Technical Analysis

GOLD Price Analysis – Dec 26, 2023

By LonghornFX Technical Analysis
Dec 26, 20234 min

Daily Price Outlook

Gold price (XAU/USD) maintained its upward trend and gained some further traction around 2,065 level. However, the reason for its upward trend could be attributed to the ongoing bets for an early rate cut by the Federal Reserve. Meanwhile, the US bond yields and the USD dropped near a five-month low, lending some additional support to the gold price. Moving on, Investors were still digesting data released on Friday that showed U.S. prices fell in November for the first time in more than 3-1/2 years, underscoring the economy's durability.

Federal Reserve's Policy Shift Sparks Surge in Gold Prices Amid Rate Cut Expectations

It's important to note that the Federal Reserve recently shifted its approach to interest rates, bringing relief to gold price. It should be noted that the Fed hinted at the end of rate hikes and the possibility of future cuts. Analysts from Citi highlighted this as a significant move to ease financial conditions. The shift is driven by concerns about a slowing economy and lower core inflation.

Now, the market is predicting a 75% chance of a 25 basis points rate cut in March, compared to just 21% in November. Investors are also factoring in more than 150 basis points of rate cuts next year.

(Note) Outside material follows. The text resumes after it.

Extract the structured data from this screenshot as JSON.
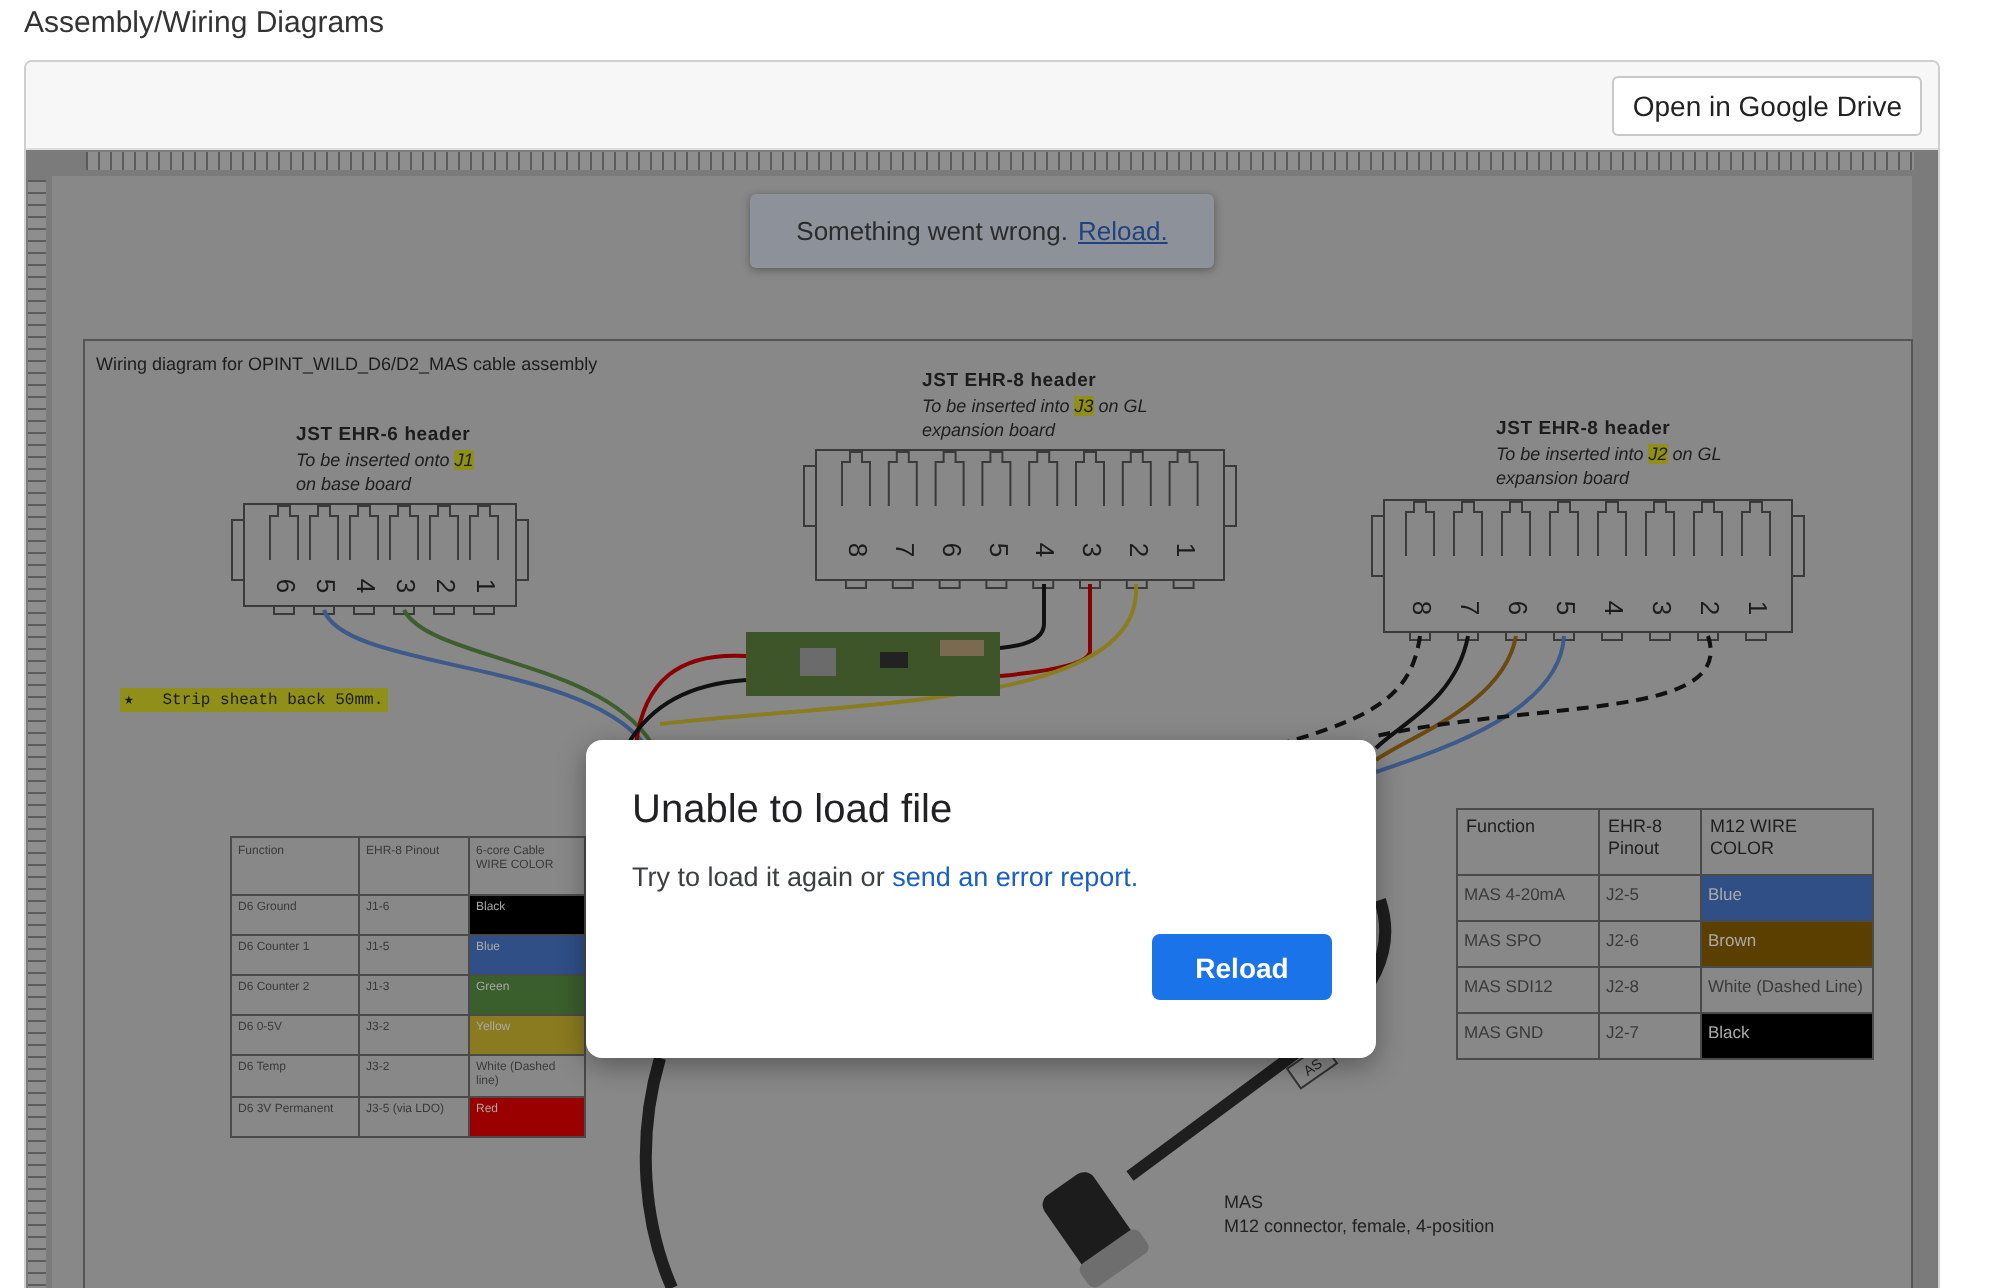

Therefore, the recent shift in the Federal Reserve's stance on interest rates has buoyed gold prices, pushing them to a near three-week high. The anticipation of an early rate cut, with a 75% likelihood in March, has fueled positive sentiment among investors towards gold.

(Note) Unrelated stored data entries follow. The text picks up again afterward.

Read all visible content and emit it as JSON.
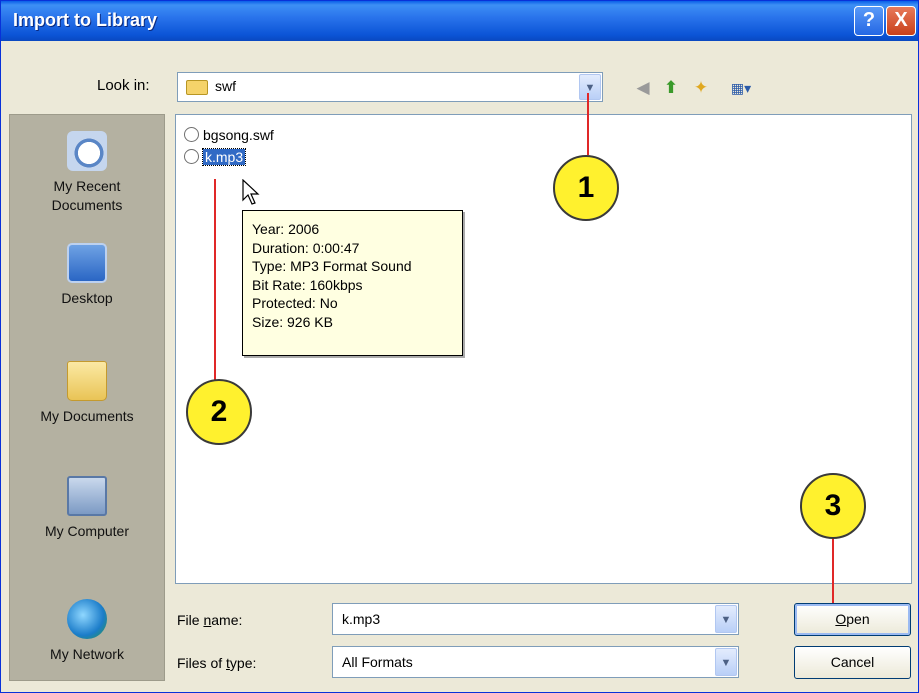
{
  "window": {
    "title": "Import to Library",
    "help_button": "?",
    "close_button": "X"
  },
  "look_in": {
    "label": "Look in:",
    "value": "swf"
  },
  "toolbar": {
    "back_icon": "◀",
    "up_icon": "⬆",
    "new_folder_icon": "✦",
    "views_icon": "▦▾"
  },
  "places": [
    {
      "label": "My Recent\nDocuments",
      "icon": "recent-documents-icon"
    },
    {
      "label": "Desktop",
      "icon": "desktop-icon"
    },
    {
      "label": "My Documents",
      "icon": "my-documents-icon"
    },
    {
      "label": "My Computer",
      "icon": "my-computer-icon"
    },
    {
      "label": "My Network",
      "icon": "my-network-icon"
    }
  ],
  "files": [
    {
      "name": "bgsong.swf",
      "selected": false
    },
    {
      "name": "k.mp3",
      "selected": true
    }
  ],
  "tooltip": {
    "lines": [
      "Year: 2006",
      "Duration: 0:00:47",
      "Type: MP3 Format Sound",
      "Bit Rate: 160kbps",
      "Protected: No",
      "Size: 926 KB"
    ]
  },
  "callouts": [
    "1",
    "2",
    "3"
  ],
  "file_name": {
    "label_pre": "File ",
    "label_accel": "n",
    "label_post": "ame:",
    "value": "k.mp3"
  },
  "file_type": {
    "label_pre": "Files of ",
    "label_accel": "t",
    "label_post": "ype:",
    "value": "All Formats"
  },
  "buttons": {
    "open_accel": "O",
    "open_rest": "pen",
    "cancel": "Cancel"
  },
  "colors": {
    "titlebar": "#0a5fe8",
    "selection": "#316ac5",
    "callout_fill": "#fff12e",
    "callout_line": "#e02828",
    "tooltip_bg": "#ffffe1"
  }
}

Economic Shift Sparks Expectations of Central Bank Rate Cuts, Boosting Gold Prices

Moreover, a sharp drop in UK inflation in November, hitting its lowest point in over two years, has sparked optimism about the Bank of England possibly lowering interest rates in the first half of 2024. The trend continues in the Eurozone, where recent data indicates softer inflation, raising the possibility of the European Central Bank making rate cuts sooner than expected.

These developments highlight a broader economic shift, with central banks considering measures to stimulate growth amidst concerns about slowing inflation. Investors are closely watching these indicators for insights into the future direction of monetary policy.

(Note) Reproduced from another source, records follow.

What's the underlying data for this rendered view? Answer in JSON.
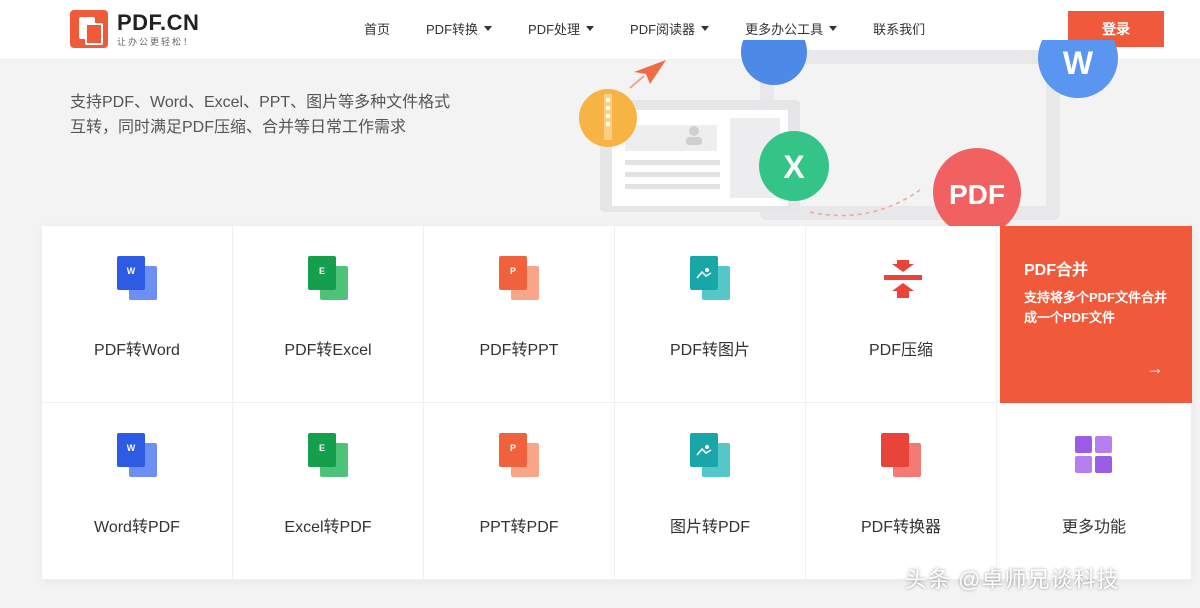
{
  "brand": {
    "name": "PDF.CN",
    "slogan": "让办公更轻松！",
    "accent_color": "#f05a3a"
  },
  "nav": {
    "items": [
      {
        "label": "首页",
        "dropdown": false
      },
      {
        "label": "PDF转换",
        "dropdown": true
      },
      {
        "label": "PDF处理",
        "dropdown": true
      },
      {
        "label": "PDF阅读器",
        "dropdown": true
      },
      {
        "label": "更多办公工具",
        "dropdown": true
      },
      {
        "label": "联系我们",
        "dropdown": false
      }
    ],
    "login_label": "登录"
  },
  "hero": {
    "line1": "支持PDF、Word、Excel、PPT、图片等多种文件格式",
    "line2": "互转，同时满足PDF压缩、合并等日常工作需求",
    "art": {
      "excel_badge": "X",
      "pdf_badge": "PDF",
      "word_badge": "W"
    }
  },
  "tools": {
    "row1": [
      {
        "label": "PDF转Word",
        "icon": "word-doc-icon",
        "letter": "W",
        "color": "blue"
      },
      {
        "label": "PDF转Excel",
        "icon": "excel-doc-icon",
        "letter": "E",
        "color": "green"
      },
      {
        "label": "PDF转PPT",
        "icon": "ppt-doc-icon",
        "letter": "P",
        "color": "orange"
      },
      {
        "label": "PDF转图片",
        "icon": "image-doc-icon",
        "letter": "",
        "color": "teal"
      },
      {
        "label": "PDF压缩",
        "icon": "compress-icon",
        "color": "red"
      }
    ],
    "row2": [
      {
        "label": "Word转PDF",
        "icon": "word-doc-icon",
        "letter": "W",
        "color": "blue"
      },
      {
        "label": "Excel转PDF",
        "icon": "excel-doc-icon",
        "letter": "E",
        "color": "green"
      },
      {
        "label": "PPT转PDF",
        "icon": "ppt-doc-icon",
        "letter": "P",
        "color": "orange"
      },
      {
        "label": "图片转PDF",
        "icon": "image-doc-icon",
        "letter": "",
        "color": "teal"
      },
      {
        "label": "PDF转换器",
        "icon": "converter-icon",
        "color": "red"
      },
      {
        "label": "更多功能",
        "icon": "grid-apps-icon",
        "color": "purple"
      }
    ],
    "highlight": {
      "title": "PDF合并",
      "description": "支持将多个PDF文件合并成一个PDF文件",
      "arrow": "→"
    }
  },
  "watermark": "头条 @卓师兄谈科技"
}
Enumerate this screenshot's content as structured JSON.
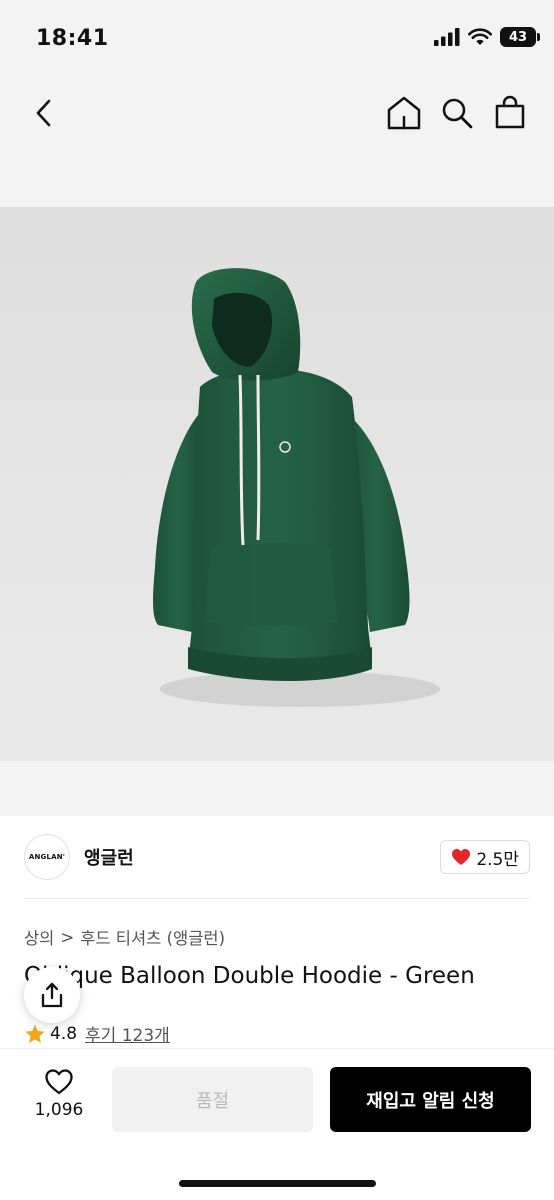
{
  "status_bar": {
    "time": "18:41",
    "battery": "43"
  },
  "brand": {
    "logo_text": "ANGLAN'",
    "name": "앵글런"
  },
  "likes": {
    "count": "2.5만"
  },
  "breadcrumb": {
    "level1": "상의",
    "separator": ">",
    "level2": "후드 티셔츠 (앵글런)"
  },
  "product": {
    "title": "Oblique Balloon Double Hoodie - Green"
  },
  "rating": {
    "score": "4.8",
    "reviews": "후기 123개"
  },
  "wishlist": {
    "count": "1,096"
  },
  "buttons": {
    "sold_out": "품절",
    "restock": "재입고 알림 신청"
  },
  "colors": {
    "accent": "#000000",
    "heart": "#e5262c",
    "star": "#f4a51c",
    "hoodie": "#1f5a3e"
  }
}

Therefore, the decline in UK inflation and softer Eurozone inflation data has fueled expectations of central banks, like the Bank of England and the European Central Bank, considering rate cuts. This has positively impacted gold prices as investors tend to invest in gold amid economic uncertainties.

GOLD Price Chart – Source: Tradingview
GOLD Price Chart – Source: Tradingview

GOLD (XAU/USD) - Technical Analysis 

As the year draws to a close, Gold (XAU/USD) continues to command attention in the financial markets, especially amid evolving global economic conditions. Currently trading at $2,064, Gold has seen a modest increase of 0.54%, maintaining its position as a key asset in the volatile landscape of commodities trading.

The pivotal point for Gold stands at $2,024, serving as a foundation for its current valuation. Resistance levels are staged at $2,047, $2,078, and a more distant $2,101, marking potential ceilings in the asset's upward journey. On the flip side, support levels at $1,991, $1,966, and $1,945 offer critical thresholds that could stabilize any bearish trends.

The Relative Strength Index (RSI) hovers around 67, indicating a strong bullish sentiment without veering into the overbought territory. This suggests room for further upward movement in Gold prices. The Moving Average Convergence Divergence (MACD) stands at 1.55, notably above its signal of 8.60, reinforcing the bullish momentum.

Additionally, Gold's price is presently above its 50-Day Exponential Moving Average (EMA) of $2,055, signaling a short-term bullish trend. This aligns with the general market sentiment, suggesting that Gold's current rally may have more room to grow.

A notable pattern in Gold's chart is the downward trendline extending resistance at $2,070. A decisive break above this level could open the door to new highs, suggesting the potential for a continued bullish trend.

In conclusion, Gold's overall trend remains bearish below the $2,070 mark, with a possible shift to bullish above this threshold. In the short term, the market will closely watch for Gold's interaction with the $2,070 resistance, which could be a determining factor in its trajectory as we head into the new year.